# Here or There?



## peedee (May 10, 2005)

Given the cold crisp weather we are experiencing (I love it). Where would you rather be? In the UK enjoying the winter season, albeit by the fire on miserable wet days, or away in Spain for most of the winter.

I have perhaps travelled more wildly than most and even though I hate prolonged damp wet miserable periods, politics aside, I love the weather variety and what changes it brings to this green and pleasant land.

peedee


----------



## CurlyBoy (Jan 13, 2008)

*Here or there*

..here of course, it will make me appreciate the weather there when we go 
curlyboy


----------



## backaxle (Nov 6, 2006)

Peedee,
I would rather be here at the moment,I believe it is peeing down in Spain and cold.Come May though and I am OFF.
Regards.
Backaxle.


----------



## backaxle (Nov 6, 2006)

Peedee,
I would rather be here at the moment,I believe it is peeing down in Spain and cold.Come May though and I am OFF.
Regards.
Backaxle.


----------



## peedee (May 10, 2005)

*Re: Here or there*



CurlyBoy said:


> ..here of course, it will make me appreciate the weather there when we go
> curlyboy


All so true curly boy  I've been to places where I have longed to see rain!

peedee


----------



## bozzer (Jul 22, 2009)

I hope to be there in 10 days time IF we can dig out our track and as there is snow forecast again tonight it's going to be a difficult task. Farmer friend on call for Thursday afternoon then we'll leave the Motorhome on the road outside and hope there is no more white stuff.


----------



## peaky (Jul 15, 2009)

peedee,
after 2 and a half years living in the canaries i would still choose here, sun sun sun....its still 30 degrees here in full sun, cant imagine the snow in England, i still apreciate the sun every day and when we do get the odd dull or rainy day it makes me down, can plan trips in van knowing its gonna be hot and sunny yipeeeee


----------



## jncrowe (Feb 14, 2009)

we've been all lover france twice and it was toooo hot ~~
they drive on the wrong side of the road~~ and the road signs appear to tell you about the turn off that you've just gone past !!!
i feel privileged to live in england its the best place in the world
its beautiful in all weathers and ive never been anywhere i didn't like
we live in a lovely village between blackpool and preston we can be in the lakes or the dales in minutes and going up or down the uk is so pleasant a journey that i don't feel the need to travel that far
our favourite site is just on the other side of the M 6 from where we live and no im not telling you where it is cos its hard enough to get in without all you facters trying to get in !!!
we used to go to southern ireland a lot but the ferry prices are 
prohibitive now and the euro has made stuff expensive 
our passports have been expired for years and i don't think well bother renewing them anytime soon
so i vote UK i love it 
all the very best 
cath


----------



## erneboy (Feb 8, 2007)

Backaxle, reports of the weather in Spain would seem to have been exaggerated.
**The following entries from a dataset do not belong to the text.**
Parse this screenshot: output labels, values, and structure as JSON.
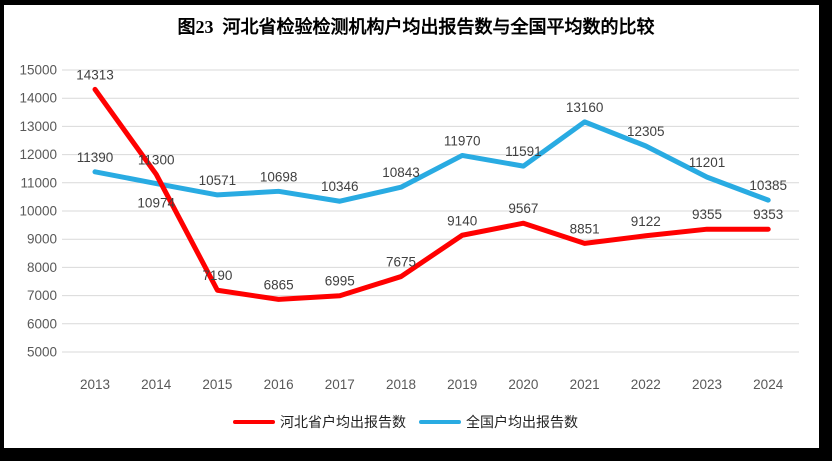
{
  "title": "图23  河北省检验检测机构户均出报告数与全国平均数的比较",
  "chart_data": {
    "type": "line",
    "title": "图23  河北省检验检测机构户均出报告数与全国平均数的比较",
    "categories": [
      "2013",
      "2014",
      "2015",
      "2016",
      "2017",
      "2018",
      "2019",
      "2020",
      "2021",
      "2022",
      "2023",
      "2024"
    ],
    "series": [
      {
        "name": "河北省户均出报告数",
        "color": "#FF0000",
        "values": [
          14313,
          11300,
          7190,
          6865,
          6995,
          7675,
          9140,
          9567,
          8851,
          9122,
          9355,
          9353
        ],
        "labels_below_indices": []
      },
      {
        "name": "全国户均出报告数",
        "color": "#29ABE2",
        "values": [
          11390,
          10974,
          10571,
          10698,
          10346,
          10843,
          11970,
          11591,
          13160,
          12305,
          11201,
          10385
        ],
        "labels_below_indices": [
          1
        ]
      }
    ],
    "xlabel": "",
    "ylabel": "",
    "ylim": [
      5000,
      15000
    ],
    "ytick_step": 1000,
    "yticks": [
      "5000",
      "6000",
      "7000",
      "8000",
      "9000",
      "10000",
      "11000",
      "12000",
      "13000",
      "14000",
      "15000"
    ],
    "grid": true,
    "data_labels_shown": true,
    "legend_position": "bottom"
  },
  "colors": {
    "hebei_line": "#FF0000",
    "national_line": "#29ABE2",
    "gridline": "#D9D9D9",
    "tick_label": "#595959",
    "data_label": "#404040",
    "frame_border": "#000000",
    "background": "#FFFFFF"
  }
}
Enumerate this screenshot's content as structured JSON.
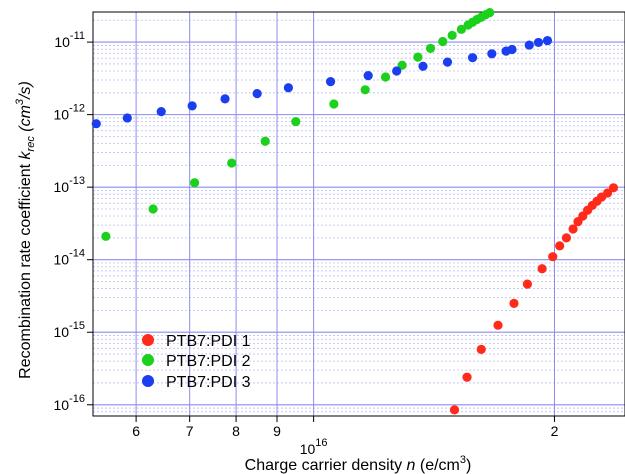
{
  "chart_data": {
    "type": "scatter",
    "title": "",
    "xlabel": "Charge carrier density n (e/cm³)",
    "xlabel_parts": {
      "prefix": "Charge carrier density ",
      "var": "n",
      "unit_open": " (e/cm",
      "unit_sup": "3",
      "unit_close": ")"
    },
    "ylabel_parts": {
      "prefix": "Recombination rate coefficient ",
      "var": "k",
      "var_sub": "rec",
      "unit_open": " (cm",
      "unit_sup": "3",
      "unit_close": "/s)"
    },
    "x_scale": "log",
    "y_scale": "log",
    "xlim": [
      5300000000000000.0,
      2.45e+16
    ],
    "ylim": [
      7e-17,
      2.6e-11
    ],
    "grid": true,
    "legend_position": "bottom-left",
    "x_tick_labels": [
      {
        "value": 6000000000000000.0,
        "label": "6"
      },
      {
        "value": 7000000000000000.0,
        "label": "7"
      },
      {
        "value": 8000000000000000.0,
        "label": "8"
      },
      {
        "value": 9000000000000000.0,
        "label": "9"
      },
      {
        "value": 1e+16,
        "label": "10¹⁶",
        "base": "10",
        "exp": "16"
      },
      {
        "value": 2e+16,
        "label": "2"
      }
    ],
    "y_tick_labels": [
      {
        "value": 1e-16,
        "base": "10",
        "exp": "-16"
      },
      {
        "value": 1e-15,
        "base": "10",
        "exp": "-15"
      },
      {
        "value": 1e-14,
        "base": "10",
        "exp": "-14"
      },
      {
        "value": 1e-13,
        "base": "10",
        "exp": "-13"
      },
      {
        "value": 1e-12,
        "base": "10",
        "exp": "-12"
      },
      {
        "value": 1e-11,
        "base": "10",
        "exp": "-11"
      }
    ],
    "series": [
      {
        "name": "PTB7:PDI 1",
        "color": "#ff2a1a",
        "points": [
          [
            1.5e+16,
            8.5e-17
          ],
          [
            1.555e+16,
            2.4e-16
          ],
          [
            1.62e+16,
            5.8e-16
          ],
          [
            1.7e+16,
            1.25e-15
          ],
          [
            1.78e+16,
            2.5e-15
          ],
          [
            1.85e+16,
            4.6e-15
          ],
          [
            1.93e+16,
            7.5e-15
          ],
          [
            1.99e+16,
            1.1e-14
          ],
          [
            2.03e+16,
            1.55e-14
          ],
          [
            2.07e+16,
            2e-14
          ],
          [
            2.11e+16,
            2.65e-14
          ],
          [
            2.14e+16,
            3.35e-14
          ],
          [
            2.17e+16,
            4e-14
          ],
          [
            2.2e+16,
            4.8e-14
          ],
          [
            2.23e+16,
            5.6e-14
          ],
          [
            2.26e+16,
            6.4e-14
          ],
          [
            2.29e+16,
            7.3e-14
          ],
          [
            2.33e+16,
            8.3e-14
          ],
          [
            2.37e+16,
            9.8e-14
          ]
        ]
      },
      {
        "name": "PTB7:PDI 2",
        "color": "#1bd11b",
        "points": [
          [
            5500000000000000.0,
            2.1e-14
          ],
          [
            6300000000000000.0,
            5e-14
          ],
          [
            7100000000000000.0,
            1.15e-13
          ],
          [
            7900000000000000.0,
            2.15e-13
          ],
          [
            8700000000000000.0,
            4.3e-13
          ],
          [
            9500000000000000.0,
            8e-13
          ],
          [
            1.06e+16,
            1.4e-12
          ],
          [
            1.16e+16,
            2.2e-12
          ],
          [
            1.23e+16,
            3.3e-12
          ],
          [
            1.29e+16,
            4.8e-12
          ],
          [
            1.35e+16,
            6.2e-12
          ],
          [
            1.4e+16,
            8.2e-12
          ],
          [
            1.45e+16,
            1.02e-11
          ],
          [
            1.49e+16,
            1.24e-11
          ],
          [
            1.53e+16,
            1.5e-11
          ],
          [
            1.56e+16,
            1.72e-11
          ],
          [
            1.58e+16,
            1.88e-11
          ],
          [
            1.6e+16,
            2.05e-11
          ],
          [
            1.62e+16,
            2.2e-11
          ],
          [
            1.64e+16,
            2.38e-11
          ],
          [
            1.66e+16,
            2.55e-11
          ]
        ]
      },
      {
        "name": "PTB7:PDI 3",
        "color": "#1a3ef0",
        "points": [
          [
            5350000000000000.0,
            7.5e-13
          ],
          [
            5850000000000000.0,
            9e-13
          ],
          [
            6450000000000000.0,
            1.1e-12
          ],
          [
            7050000000000000.0,
            1.32e-12
          ],
          [
            7750000000000000.0,
            1.65e-12
          ],
          [
            8500000000000000.0,
            1.95e-12
          ],
          [
            9300000000000000.0,
            2.35e-12
          ],
          [
            1.05e+16,
            2.85e-12
          ],
          [
            1.17e+16,
            3.45e-12
          ],
          [
            1.27e+16,
            4e-12
          ],
          [
            1.37e+16,
            4.65e-12
          ],
          [
            1.47e+16,
            5.3e-12
          ],
          [
            1.58e+16,
            6.1e-12
          ],
          [
            1.67e+16,
            6.9e-12
          ],
          [
            1.74e+16,
            7.5e-12
          ],
          [
            1.77e+16,
            7.9e-12
          ],
          [
            1.86e+16,
            9.1e-12
          ],
          [
            1.91e+16,
            9.9e-12
          ],
          [
            1.96e+16,
            1.05e-11
          ]
        ]
      }
    ]
  }
}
True, it was rather a cold and wet winter and there was rain and even snow in the south. However there were nice days between and spring is here now, Alan.


----------



## GerryD (Sep 20, 2007)

No option for anywhere else. Certainly not the Costas, too much concrete and too many motorhomes wild-camping. France, yes.
Gerry


----------



## CandA (May 1, 2005)

In our small van we think that home is best over the winter, we'd like to spend all summer away in our van though. Even when it is sunny in the costas, it is cold in the evening and without heating in the toilet blocks having a shower can be a bracing experience!
Peedee, we know how well travelled you are - we feel like we have followed your site reviews around Portugal - thank you.
CandA


----------